— А когда ужин будет? — прозвучал голос из прихожей.
Тамара застыла посреди кухни, держа сковороду в руках. Вода медленно стекала по её локтю. Она даже не заметила, как открылась входная дверь. Или просто не захотела этого слышать. Не сегодня. Не после того, что произошло.
— Вы… — Она медленно обернулась, — …ключи себе сделали?
На пороге стояли родители мужа — с таким видом, будто они на своей территории. Виталий уже снял обувь и направился по ковру в гостиную. Светлана, держа сумку и с видом хозяйки, внимательно осматривалась, словно проверяющий инспектор.
— Мы же говорили, — махнула рукой Светлана, — что если решим, зайдём. У вас ведь пусто! Молодёжь чем занята? В телефонах сидите, а пожилые голодные.
— И холодильник у вас шумит, слышишь, Алексей? Опять что-то не так, — добавил Виталий, проходя мимо Тамары и похлопав её по плечу. — О, пахнет капустой! Борщ варишь?
Тамара вытерла руки о фартук. Её губы дрогнули.
«Сейчас сорвусь… Прямо сейчас…»
Но она молчала. Уже в сотый раз. Потому что это были родители мужа. Потому что с ними спорить ей велено не было. Потому что так принято — терпеть, проглатывать обиду, улыбаться.
— Ну и когда ужин? — повторила Светлана, опускаясь на диван. — Мы с дороги, ноги гудят. Хоть бы воды налили… Ох, невестки нынче не те. Вот я в своё время…
Тамара обернулась, медленно сняла фартук, повесила его на крючок и заглянула внутрь себя — туда, где некогда жило терпение. И не обнаружила там ничего — ни тепла, ни силы, ни желания. Только пустоту, сжатую тугим узлом.
…Почти десять лет назад, она стояла у этой же двери в платье, держала в руках букет ромашек. А Светлана цокала языком:
— Просто, конечно, но сойдёт. Главное, чтобы детей быстро родила. Знаешь, у нас род Алексеевых не для украшения.
Она тогда смеялась, принимая это за безобидную шутку. Потом был медовый месяц — и первый визит Светланы. Та привезла кастрюлю голубцов и целую лекцию о том, как правильно гладить сыну рубашки, сколько соли класть в суп и почему замороженная зелень — «деревенщина».
Потом всё вошло в привычку: она всегда готовит не так, сидит неправильно, смотрит не туда и вообще слишком худощава для нормальной женщины. А ещё — работает. Это особенно раздражало мать мужа:
— Женщина должна быть дома! Хватит гоняться за карьерой и грошами!
Но Тамара стремилась не за деньгами — а за собой. Чтобы не раствориться в роли «удобной», не исчезнуть под грузом чужих требований. И молчала.

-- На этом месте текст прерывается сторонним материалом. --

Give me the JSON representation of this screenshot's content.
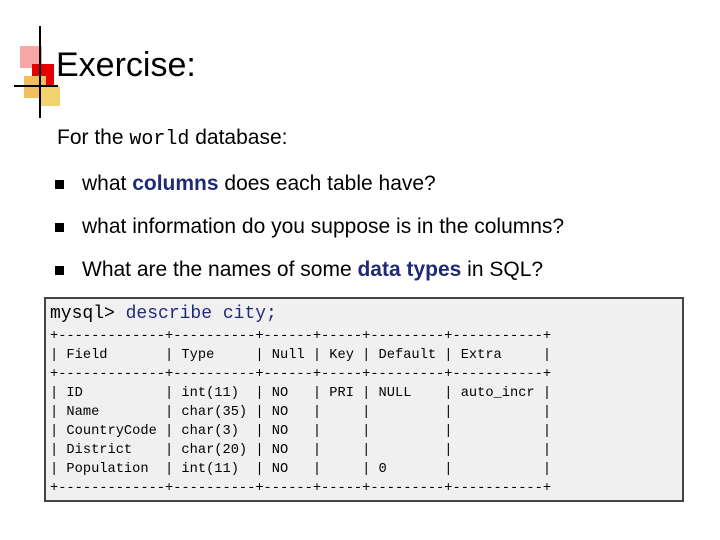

Всегда молчала.
До сегодняшнего дня.
— Я не поняла, где ты? — повысила голос Светлана. — Посуда в раковине, а на плите пусто. Алексей, включи телевизор, хоть что-то нормальное посмотрим…

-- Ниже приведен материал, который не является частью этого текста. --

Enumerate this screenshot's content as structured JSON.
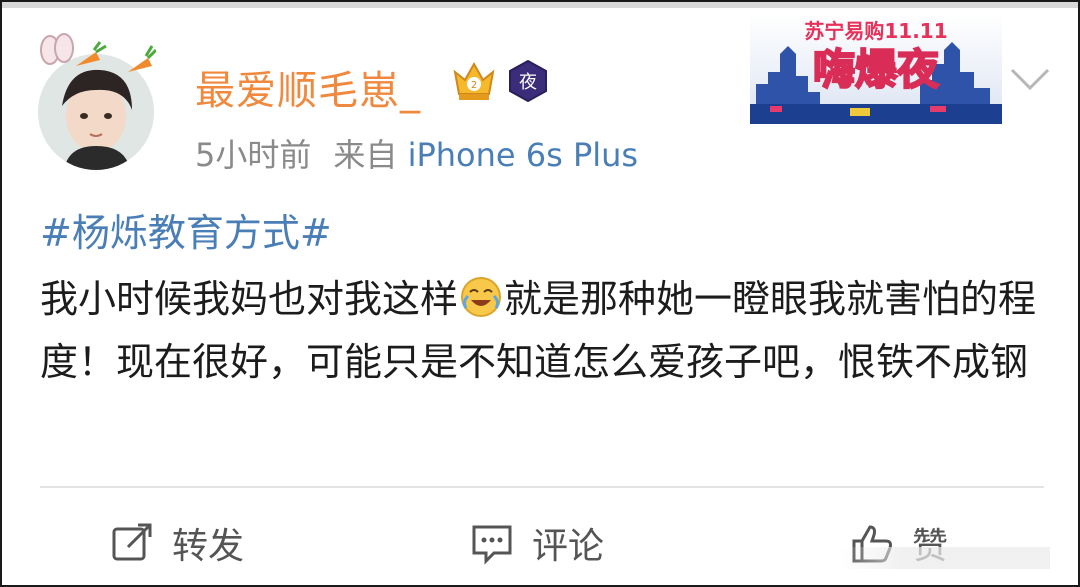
{
  "post": {
    "author": {
      "name": "最爱顺毛崽_",
      "name_color": "#f0883e",
      "badges": [
        "crown-icon",
        "night-badge-icon"
      ],
      "night_badge_char": "夜"
    },
    "meta": {
      "time": "5小时前",
      "source_prefix": "来自",
      "device": "iPhone 6s Plus"
    },
    "banner": {
      "top_text": "苏宁易购11.11",
      "main_text": "嗨爆夜"
    },
    "hashtag": "#杨烁教育方式#",
    "text_part1": "我小时候我妈也对我这样",
    "text_part2": "就是那种她一瞪眼我就害怕的程度！现在很好，可能只是不知道怎么爱孩子吧，恨铁不成钢",
    "emoji": "crying-laughing-emoji"
  },
  "actions": {
    "repost_label": "转发",
    "comment_label": "评论",
    "like_label": "赞"
  },
  "colors": {
    "link": "#4a7eb6",
    "meta": "#8a8a8a",
    "text": "#1c1c1c",
    "action": "#555555"
  }
}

Тамара подошла к проходу, остановилась и произнесла медленно, чётко, словно каждое слово срывалось с высоты:
— Ужин требуйте у себя дома. А сейчас… убирайтесь.
Виталий обернулся, прищурился:
— Это ты с нами так разговариваешь?
— Да. Именно так. Хватит. Довольно. Всё.
Светлана поднялась. Её губы дрожали — от возмущения или шока, Тамара не могла понять.
— Что ты себе позволяешь?
— За десять лет вы себе позволяли слишком много, — ответила она спокойным, почти холодным голосом. — Вы приходите, когда хотите. Лезете ко мне в кастрюли, спальню, кошелёк. Учите, указываете, осуждаете. Но это мой дом. И хозяевами здесь являетесь не вы.
Наступила глухая тишина. Виталий потянулся к куртке, но без прежнего важного вида. Светлана стояла, будто пытаясь понять — всерьёз ли это?
— А твой муж что скажет? — выкрикнула она, голос срываясь в почти истерику.
Тамара глубоко выдохнула.
— Спросите у него. Но не здесь. А у себя дома.
Дверь хлопнула. Тихо, но звук раздался внутри, словно громовой раскат. Тамара осталась стоять в проходе, как после урагана, в котором она — единственная, кто выжил.
Колени дрожали, ладони вспотели. Она прислонилась к стене, а сердце билось в груди так, будто собиралось вырваться наружу.
— Всё… — выдохнула она с удивлением в голосе. — Я это сказала. Я… действительно сказала.